Updated on: March 25, 2026 / 11:59 PM EDT / CBS News
President Trump said Wednesday he has been avoiding the word “war” to describe the U.S. military action against Iran because, he asserted, using that term would require congressional approval. Speaking at a House Republicans fundraising event, he said, “I won’t use the word ‘war’ because they say, if you use the word war, that’s maybe not a good thing to do. They don’t like the word ‘war,’ because you’re supposed to get approval, so I’ll use the word ‘military operation,’ which is really what it is.”
Trump has at times declined to call the campaign a war, telling reporters earlier in the week that “people don’t like me using the word ‘war,’ so I won’t, but the Democrats call it a war.” He has also described the conflict as “an excursion that will keep us out of a war” and repeatedly suggested it would be short-lived. Still, he has occasionally used the word “war,” including during Wednesday’s remarks when he said, “The war essentially ended a few days after we went in.”
The choice of wording reflects an underlying legal debate over whether the president needed Congress’s authorization to launch strikes on Iran last month. The Constitution grants Congress the power to declare war, while naming the president commander in chief. The 1973 War Powers Resolution limits military hostilities to 60 days absent congressional authorization; presidents of both parties have tested that statute. Trump has said the law is unconstitutional.
Democrats have contended the president acted without legal authority by striking Iran without first seeking congressional approval and have questioned whether Iran posed an “imminent” threat. Senate Democrats have held three votes attempting to end U.S. offensive actions in Iran unless Congress authorizes continued operations; each measure has failed largely due to Republican opposition. In the most recent vote, every Democrat except Sen. John Fetterman voted to rein in the president’s war powers, and every Republican except Sen. Rand Paul voted against the measure.
“I don’t think we have had a moment like this, where the United States has been unquestionably at war with a foreign power, where American soldiers are dying as we speak, and it is being hidden actively from the public by the Congress,” Democratic Sen. Chris Murphy of Connecticut, who sponsored a war powers resolution, said before Tuesday’s procedural vote.

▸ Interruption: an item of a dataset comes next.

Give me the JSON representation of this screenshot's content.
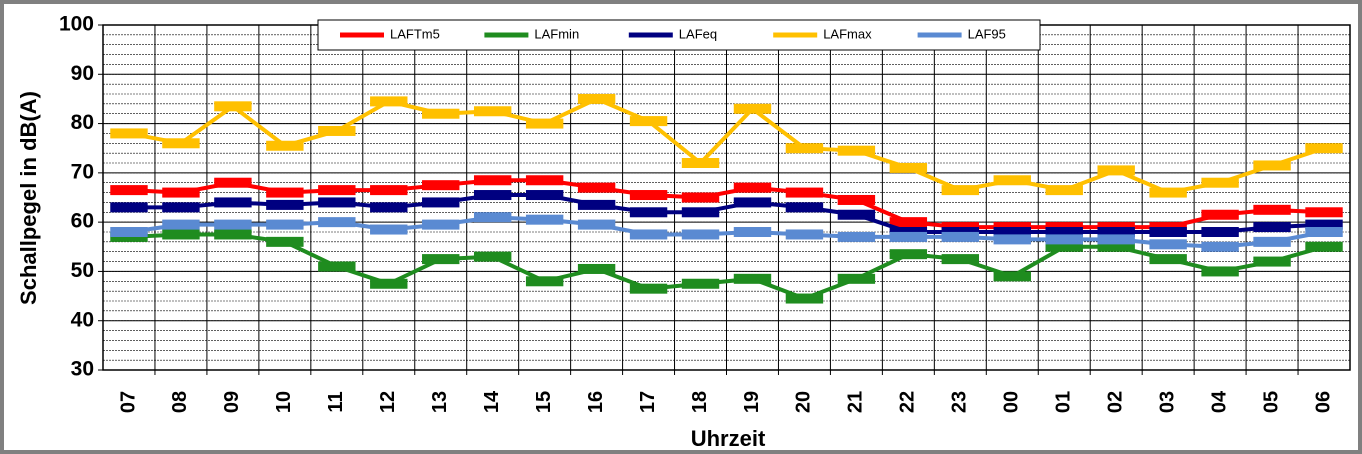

The Trump administration and many Republicans argue the operations are legally justified, citing a threat from Iranian missiles. In a notice to Congress after the operation began, Trump said he “acted pursuant to my constitutional authority as Commander in Chief and Chief Executive to conduct United States foreign relations.” He added that despite efforts to find a diplomatic solution, “the threat to the United States and its allies and partners became untenable.”
Some congressional Republicans have echoed the administration’s language. House Speaker Mike Johnson said shortly after the U.S. and Israel began striking Iran, “We’re not at war right now. We’re four days into a very specific, clear mission.”
The debate over semantics and legal authority is not new. When President Barack Obama ordered airstrikes against Libyan leader Muammar Gaddafi in 2011, his administration argued it did not need congressional authorization and sought to frame the action as limited in scope rather than an open-ended war. At that time, Deputy National Security Advisor Ben Rhodes described the effort as enforcing a U.N. resolution with clear goals—protecting Libyan civilians, averting a humanitarian crisis and establishing a no-fly zone—while asserting it was not an open-ended land war.